Il sogno di Susenna, trovare l’acquedotto di Alba Pompeia
In una foto d'archivio, Sergio Susenna con Roberto Ghiglia in uno scavo alla Moretta

MORETTA Durante la festa della Moretta si riprende parzialmente la tradizione del pellegrinaggio verso il santuario, con le parrocchie cittadine impegnate ad animare le Messe settimanali. Come ha spiegato il parroco, don Lino Mela, «il nostro resta l’unico santuario della città e uno dei pochi della diocesi. Fino al primo dopoguerra era ancora meta di pellegrinaggi, poi, pur agglomerando parecchie persone, la tradizione si è persa».

Per ripercorrere la storia del rione, uno degli studiosi più affermati è Sergio Susenna, maestro in pensione e collaboratore per anni del museo Eusebio. È lui l’autore del libro che riporta la collezione di ex voto conservati al santuario albese dal titolo La Moretta. Un borgo, il santuario e i suoi ex voto. Susenna spiega: «Rimangono tracce della devozione popolare con l’attuale chiesa, edificata nel 1908 su un preesistente pilone, con la chiesa di Santa Margherita e il pilone di San Giuseppe in corso Enotria. È del tutto scomparso invece il pilone di Sant’Anna, che dal catasto napoleonico risulta nei pressi dell’attuale negozio di Canonica».

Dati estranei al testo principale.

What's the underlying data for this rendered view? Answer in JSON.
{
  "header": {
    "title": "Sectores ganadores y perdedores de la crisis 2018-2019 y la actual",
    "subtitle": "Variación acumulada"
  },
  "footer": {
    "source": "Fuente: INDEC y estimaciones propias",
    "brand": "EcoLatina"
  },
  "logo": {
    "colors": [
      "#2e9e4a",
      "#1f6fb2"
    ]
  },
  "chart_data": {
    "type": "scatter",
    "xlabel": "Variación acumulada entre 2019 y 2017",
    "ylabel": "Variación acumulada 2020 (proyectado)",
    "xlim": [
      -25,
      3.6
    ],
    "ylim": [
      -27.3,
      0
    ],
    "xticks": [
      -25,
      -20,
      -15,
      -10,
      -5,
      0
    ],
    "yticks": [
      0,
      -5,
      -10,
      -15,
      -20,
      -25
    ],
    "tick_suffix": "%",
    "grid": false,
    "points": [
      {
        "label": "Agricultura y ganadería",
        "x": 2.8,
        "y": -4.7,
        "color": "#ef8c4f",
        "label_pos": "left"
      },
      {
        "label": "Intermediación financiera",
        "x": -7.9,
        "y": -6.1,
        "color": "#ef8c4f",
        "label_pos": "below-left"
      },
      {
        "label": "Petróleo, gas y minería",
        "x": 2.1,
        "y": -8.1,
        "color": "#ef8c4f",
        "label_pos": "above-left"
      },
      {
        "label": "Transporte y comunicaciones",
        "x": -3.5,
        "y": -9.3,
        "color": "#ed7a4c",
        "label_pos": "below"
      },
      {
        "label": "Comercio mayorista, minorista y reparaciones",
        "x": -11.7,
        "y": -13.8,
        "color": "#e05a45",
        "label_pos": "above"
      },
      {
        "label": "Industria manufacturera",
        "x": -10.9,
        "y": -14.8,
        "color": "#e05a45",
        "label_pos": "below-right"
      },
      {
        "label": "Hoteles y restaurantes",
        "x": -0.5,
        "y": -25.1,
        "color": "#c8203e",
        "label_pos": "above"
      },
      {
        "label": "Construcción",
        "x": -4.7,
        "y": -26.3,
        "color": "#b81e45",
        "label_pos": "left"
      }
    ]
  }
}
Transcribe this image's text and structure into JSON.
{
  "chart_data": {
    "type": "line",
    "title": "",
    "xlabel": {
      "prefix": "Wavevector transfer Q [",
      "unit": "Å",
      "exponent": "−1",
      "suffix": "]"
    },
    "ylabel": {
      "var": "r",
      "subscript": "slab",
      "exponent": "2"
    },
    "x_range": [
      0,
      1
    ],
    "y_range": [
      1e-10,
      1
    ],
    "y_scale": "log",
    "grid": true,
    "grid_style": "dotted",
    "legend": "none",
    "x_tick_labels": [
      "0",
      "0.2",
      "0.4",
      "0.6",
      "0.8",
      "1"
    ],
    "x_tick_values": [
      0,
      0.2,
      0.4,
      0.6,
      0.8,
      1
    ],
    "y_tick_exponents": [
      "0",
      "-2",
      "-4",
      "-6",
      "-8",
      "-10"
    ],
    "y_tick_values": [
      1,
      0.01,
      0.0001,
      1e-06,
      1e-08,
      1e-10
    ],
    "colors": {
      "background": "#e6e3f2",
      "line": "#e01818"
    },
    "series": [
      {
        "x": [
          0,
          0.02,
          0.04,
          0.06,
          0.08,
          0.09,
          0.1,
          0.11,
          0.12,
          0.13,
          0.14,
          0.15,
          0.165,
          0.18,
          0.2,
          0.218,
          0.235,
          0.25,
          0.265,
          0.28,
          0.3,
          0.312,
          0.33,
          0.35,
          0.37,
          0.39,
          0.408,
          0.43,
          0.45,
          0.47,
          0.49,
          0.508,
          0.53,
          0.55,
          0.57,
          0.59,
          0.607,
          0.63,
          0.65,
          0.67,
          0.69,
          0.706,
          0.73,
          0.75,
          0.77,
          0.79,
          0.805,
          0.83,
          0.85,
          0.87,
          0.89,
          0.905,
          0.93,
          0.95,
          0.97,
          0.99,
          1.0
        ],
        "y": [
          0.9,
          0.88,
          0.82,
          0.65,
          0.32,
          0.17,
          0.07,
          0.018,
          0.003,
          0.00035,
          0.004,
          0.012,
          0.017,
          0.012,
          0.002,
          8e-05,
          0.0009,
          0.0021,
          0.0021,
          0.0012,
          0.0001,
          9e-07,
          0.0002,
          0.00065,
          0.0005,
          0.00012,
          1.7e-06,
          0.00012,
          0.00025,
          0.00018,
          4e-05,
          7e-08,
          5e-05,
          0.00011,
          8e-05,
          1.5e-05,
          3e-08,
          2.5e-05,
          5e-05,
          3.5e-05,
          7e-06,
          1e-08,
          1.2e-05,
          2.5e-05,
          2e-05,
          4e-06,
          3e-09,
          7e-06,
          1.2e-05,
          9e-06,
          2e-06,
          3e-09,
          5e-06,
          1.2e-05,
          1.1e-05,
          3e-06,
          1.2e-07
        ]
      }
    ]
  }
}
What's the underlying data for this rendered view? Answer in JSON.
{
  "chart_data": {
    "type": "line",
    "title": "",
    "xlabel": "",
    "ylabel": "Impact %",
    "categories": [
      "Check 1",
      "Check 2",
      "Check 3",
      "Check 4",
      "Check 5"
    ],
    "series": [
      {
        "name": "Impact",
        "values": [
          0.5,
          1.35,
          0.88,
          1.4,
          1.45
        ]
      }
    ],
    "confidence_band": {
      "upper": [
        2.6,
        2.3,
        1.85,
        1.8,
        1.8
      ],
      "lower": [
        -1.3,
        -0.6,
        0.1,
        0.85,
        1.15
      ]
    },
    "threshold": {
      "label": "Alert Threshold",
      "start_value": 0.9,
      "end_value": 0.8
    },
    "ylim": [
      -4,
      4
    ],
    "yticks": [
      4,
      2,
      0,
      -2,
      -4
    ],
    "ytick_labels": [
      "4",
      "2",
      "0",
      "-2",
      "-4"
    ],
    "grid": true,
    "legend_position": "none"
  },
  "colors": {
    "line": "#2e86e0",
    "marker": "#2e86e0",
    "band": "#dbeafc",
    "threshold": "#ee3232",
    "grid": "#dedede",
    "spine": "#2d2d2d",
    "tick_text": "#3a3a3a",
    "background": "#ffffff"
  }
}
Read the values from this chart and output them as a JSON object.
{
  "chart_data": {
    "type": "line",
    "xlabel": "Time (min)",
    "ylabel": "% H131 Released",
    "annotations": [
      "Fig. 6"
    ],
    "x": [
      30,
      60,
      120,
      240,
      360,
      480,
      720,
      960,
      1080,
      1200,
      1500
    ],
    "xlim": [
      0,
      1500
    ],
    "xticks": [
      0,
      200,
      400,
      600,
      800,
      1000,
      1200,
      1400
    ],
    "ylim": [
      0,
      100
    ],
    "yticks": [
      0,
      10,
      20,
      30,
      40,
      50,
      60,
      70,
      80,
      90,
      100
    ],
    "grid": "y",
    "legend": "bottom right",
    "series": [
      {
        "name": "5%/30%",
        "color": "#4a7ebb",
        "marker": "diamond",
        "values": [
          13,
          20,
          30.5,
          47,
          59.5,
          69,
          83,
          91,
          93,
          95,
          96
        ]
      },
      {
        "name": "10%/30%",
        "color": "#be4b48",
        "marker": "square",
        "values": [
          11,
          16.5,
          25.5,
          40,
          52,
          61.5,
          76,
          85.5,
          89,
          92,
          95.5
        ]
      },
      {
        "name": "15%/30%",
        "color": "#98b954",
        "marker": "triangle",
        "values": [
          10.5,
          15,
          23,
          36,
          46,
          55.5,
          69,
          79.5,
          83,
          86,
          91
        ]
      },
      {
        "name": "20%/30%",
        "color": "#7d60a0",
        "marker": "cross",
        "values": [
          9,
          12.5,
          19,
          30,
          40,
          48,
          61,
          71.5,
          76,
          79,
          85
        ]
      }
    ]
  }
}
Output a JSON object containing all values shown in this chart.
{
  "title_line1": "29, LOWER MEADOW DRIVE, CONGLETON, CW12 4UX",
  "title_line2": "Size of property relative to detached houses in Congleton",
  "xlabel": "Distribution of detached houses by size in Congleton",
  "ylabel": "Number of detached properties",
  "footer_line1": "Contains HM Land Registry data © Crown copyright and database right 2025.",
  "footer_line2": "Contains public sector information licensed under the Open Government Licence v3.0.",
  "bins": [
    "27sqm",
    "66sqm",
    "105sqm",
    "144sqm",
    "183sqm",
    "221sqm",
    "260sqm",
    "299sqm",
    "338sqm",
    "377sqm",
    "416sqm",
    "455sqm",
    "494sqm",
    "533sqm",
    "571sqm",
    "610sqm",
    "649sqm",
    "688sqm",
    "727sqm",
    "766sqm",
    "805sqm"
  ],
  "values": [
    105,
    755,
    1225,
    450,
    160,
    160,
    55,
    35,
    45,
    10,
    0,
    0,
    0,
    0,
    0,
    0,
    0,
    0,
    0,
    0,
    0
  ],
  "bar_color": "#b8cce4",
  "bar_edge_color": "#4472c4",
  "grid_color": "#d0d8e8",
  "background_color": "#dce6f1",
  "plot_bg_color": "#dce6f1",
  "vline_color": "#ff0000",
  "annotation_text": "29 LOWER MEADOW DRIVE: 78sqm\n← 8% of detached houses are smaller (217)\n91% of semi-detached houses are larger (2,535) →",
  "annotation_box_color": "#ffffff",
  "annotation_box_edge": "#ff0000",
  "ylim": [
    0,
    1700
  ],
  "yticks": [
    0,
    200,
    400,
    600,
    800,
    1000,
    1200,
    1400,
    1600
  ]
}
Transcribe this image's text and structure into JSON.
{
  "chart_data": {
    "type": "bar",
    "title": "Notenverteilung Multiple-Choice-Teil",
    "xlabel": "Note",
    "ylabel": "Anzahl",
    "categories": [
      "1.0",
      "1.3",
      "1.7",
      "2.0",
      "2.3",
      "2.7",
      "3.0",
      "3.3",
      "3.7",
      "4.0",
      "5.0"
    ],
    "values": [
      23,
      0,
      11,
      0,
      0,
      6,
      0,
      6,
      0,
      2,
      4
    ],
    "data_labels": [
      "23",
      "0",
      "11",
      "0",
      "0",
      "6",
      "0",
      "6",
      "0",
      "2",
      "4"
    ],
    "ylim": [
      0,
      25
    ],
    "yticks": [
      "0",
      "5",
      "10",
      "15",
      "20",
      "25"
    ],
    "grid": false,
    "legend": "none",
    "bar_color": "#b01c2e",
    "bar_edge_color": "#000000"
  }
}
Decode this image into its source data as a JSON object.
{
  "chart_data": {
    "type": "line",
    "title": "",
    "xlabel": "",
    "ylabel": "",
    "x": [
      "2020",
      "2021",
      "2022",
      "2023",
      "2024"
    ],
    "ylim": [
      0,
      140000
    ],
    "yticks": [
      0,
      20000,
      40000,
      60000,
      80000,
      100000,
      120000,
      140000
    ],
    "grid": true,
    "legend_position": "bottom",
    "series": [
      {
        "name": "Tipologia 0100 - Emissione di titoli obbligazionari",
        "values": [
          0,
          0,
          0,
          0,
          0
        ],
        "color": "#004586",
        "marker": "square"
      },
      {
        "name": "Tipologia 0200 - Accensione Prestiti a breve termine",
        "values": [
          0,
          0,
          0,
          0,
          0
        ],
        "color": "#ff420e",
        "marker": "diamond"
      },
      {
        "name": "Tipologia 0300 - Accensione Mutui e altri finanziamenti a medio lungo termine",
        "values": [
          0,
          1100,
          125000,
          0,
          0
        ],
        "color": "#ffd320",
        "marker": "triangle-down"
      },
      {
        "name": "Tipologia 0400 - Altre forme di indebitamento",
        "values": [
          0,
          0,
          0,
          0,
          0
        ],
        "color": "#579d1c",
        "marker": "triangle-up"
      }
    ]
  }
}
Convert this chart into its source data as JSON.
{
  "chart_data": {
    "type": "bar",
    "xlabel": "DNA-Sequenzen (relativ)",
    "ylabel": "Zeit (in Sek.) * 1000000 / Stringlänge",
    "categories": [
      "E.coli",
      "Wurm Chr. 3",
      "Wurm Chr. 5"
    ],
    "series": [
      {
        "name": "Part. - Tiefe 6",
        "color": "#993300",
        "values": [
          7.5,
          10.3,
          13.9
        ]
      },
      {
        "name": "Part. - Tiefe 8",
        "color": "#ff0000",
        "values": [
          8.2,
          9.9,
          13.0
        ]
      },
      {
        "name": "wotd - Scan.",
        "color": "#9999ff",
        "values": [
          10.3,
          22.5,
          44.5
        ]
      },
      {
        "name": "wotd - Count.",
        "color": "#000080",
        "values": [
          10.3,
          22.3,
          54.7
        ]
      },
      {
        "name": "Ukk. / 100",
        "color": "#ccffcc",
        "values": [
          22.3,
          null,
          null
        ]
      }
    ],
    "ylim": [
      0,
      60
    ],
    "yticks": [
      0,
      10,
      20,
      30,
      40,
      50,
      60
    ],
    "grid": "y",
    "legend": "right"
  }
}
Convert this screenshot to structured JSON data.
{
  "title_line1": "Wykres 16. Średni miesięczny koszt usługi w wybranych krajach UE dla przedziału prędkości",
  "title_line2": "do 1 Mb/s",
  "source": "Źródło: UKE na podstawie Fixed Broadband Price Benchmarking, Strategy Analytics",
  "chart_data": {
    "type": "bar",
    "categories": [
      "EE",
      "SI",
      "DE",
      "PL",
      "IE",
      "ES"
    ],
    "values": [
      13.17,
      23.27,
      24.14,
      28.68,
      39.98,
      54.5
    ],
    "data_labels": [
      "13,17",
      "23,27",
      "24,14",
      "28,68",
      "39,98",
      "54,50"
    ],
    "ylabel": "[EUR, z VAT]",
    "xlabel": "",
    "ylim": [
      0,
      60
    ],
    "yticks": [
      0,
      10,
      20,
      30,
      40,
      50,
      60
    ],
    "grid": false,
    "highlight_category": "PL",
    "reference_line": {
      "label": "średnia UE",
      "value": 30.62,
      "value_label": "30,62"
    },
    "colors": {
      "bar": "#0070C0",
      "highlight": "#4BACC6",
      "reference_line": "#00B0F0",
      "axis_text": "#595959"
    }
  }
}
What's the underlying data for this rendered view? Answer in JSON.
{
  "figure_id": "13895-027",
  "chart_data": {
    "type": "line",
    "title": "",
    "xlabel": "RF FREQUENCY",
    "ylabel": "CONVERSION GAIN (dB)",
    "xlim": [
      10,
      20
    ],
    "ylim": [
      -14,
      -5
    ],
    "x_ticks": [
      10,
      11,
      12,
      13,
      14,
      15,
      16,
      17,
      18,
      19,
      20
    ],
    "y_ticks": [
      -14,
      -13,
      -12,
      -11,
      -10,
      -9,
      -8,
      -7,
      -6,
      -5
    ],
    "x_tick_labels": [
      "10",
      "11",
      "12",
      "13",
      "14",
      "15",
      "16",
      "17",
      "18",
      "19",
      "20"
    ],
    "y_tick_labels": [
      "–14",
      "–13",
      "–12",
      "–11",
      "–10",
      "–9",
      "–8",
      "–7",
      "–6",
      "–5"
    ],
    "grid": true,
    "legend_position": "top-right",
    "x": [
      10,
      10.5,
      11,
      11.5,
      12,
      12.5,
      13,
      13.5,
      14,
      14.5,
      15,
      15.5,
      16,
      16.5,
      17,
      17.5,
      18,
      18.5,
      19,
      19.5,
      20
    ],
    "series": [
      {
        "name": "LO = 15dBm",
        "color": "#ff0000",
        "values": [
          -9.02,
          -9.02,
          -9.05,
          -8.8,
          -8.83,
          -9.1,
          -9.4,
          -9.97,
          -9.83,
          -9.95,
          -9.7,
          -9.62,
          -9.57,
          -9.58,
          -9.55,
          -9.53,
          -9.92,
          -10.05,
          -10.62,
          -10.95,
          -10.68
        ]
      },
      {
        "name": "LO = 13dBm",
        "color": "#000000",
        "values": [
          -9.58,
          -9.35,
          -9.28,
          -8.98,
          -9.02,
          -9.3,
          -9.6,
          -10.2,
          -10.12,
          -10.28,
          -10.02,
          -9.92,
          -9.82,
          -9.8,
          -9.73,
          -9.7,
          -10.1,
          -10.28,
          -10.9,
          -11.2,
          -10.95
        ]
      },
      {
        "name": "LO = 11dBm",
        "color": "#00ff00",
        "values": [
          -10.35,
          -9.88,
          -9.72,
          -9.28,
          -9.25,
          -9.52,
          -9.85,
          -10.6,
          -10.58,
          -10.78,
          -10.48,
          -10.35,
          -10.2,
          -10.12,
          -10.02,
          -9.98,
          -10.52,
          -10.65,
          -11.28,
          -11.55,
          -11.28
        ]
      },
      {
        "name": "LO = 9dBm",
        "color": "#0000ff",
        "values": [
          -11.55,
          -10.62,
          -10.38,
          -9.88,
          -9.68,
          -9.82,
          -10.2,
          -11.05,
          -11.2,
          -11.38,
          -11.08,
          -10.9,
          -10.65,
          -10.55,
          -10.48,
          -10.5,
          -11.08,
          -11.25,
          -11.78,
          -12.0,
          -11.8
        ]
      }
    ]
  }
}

Ora, attraverso i documenti dell’archivio Susenna, la comunità Valle Cherasca ha intenzione di realizzare un pannello incentrato sui luoghi di devozione, da posizionare nel cortile di Santa Margherita. A tale proposito, Roberto Poggi, fondatore del gruppo con Alessandro Proglio, commenta: «Si tratta di un progetto ampio, che prevede l’installazione di diversi cartelloni lungo il corso del torrente, con informazioni su storia, fauna, flora e geologia».

Il sogno di Susenna è però un altro: riportare alla luce l’acquedotto romano di Alba Pompeia. Afferma il maestro: «Esiste, basta scavare e seguire il flusso del torrente Cherasca e l’attuale corso Cortemilia. Ne sono state trovate tracce in cortili di numerose abitazioni. I pozzi di captazione, poi, sono rimasti gli stessi, ampliati negli anni Trenta dalla ditta Barberis. Conosco bene il funzionamento di un acquedotto romano: ho visitato i principali d’Europa e mi sono documentato su pubblicazioni specialistiche». Non va tralasciata, poi, «la parte del Neolitico, con il gruppo di volontari del museo Eusebio portammo alla luce parecchi reperti interessanti. Oggi, purtroppo, le attività della sezione archeologica si sono praticamente fermate».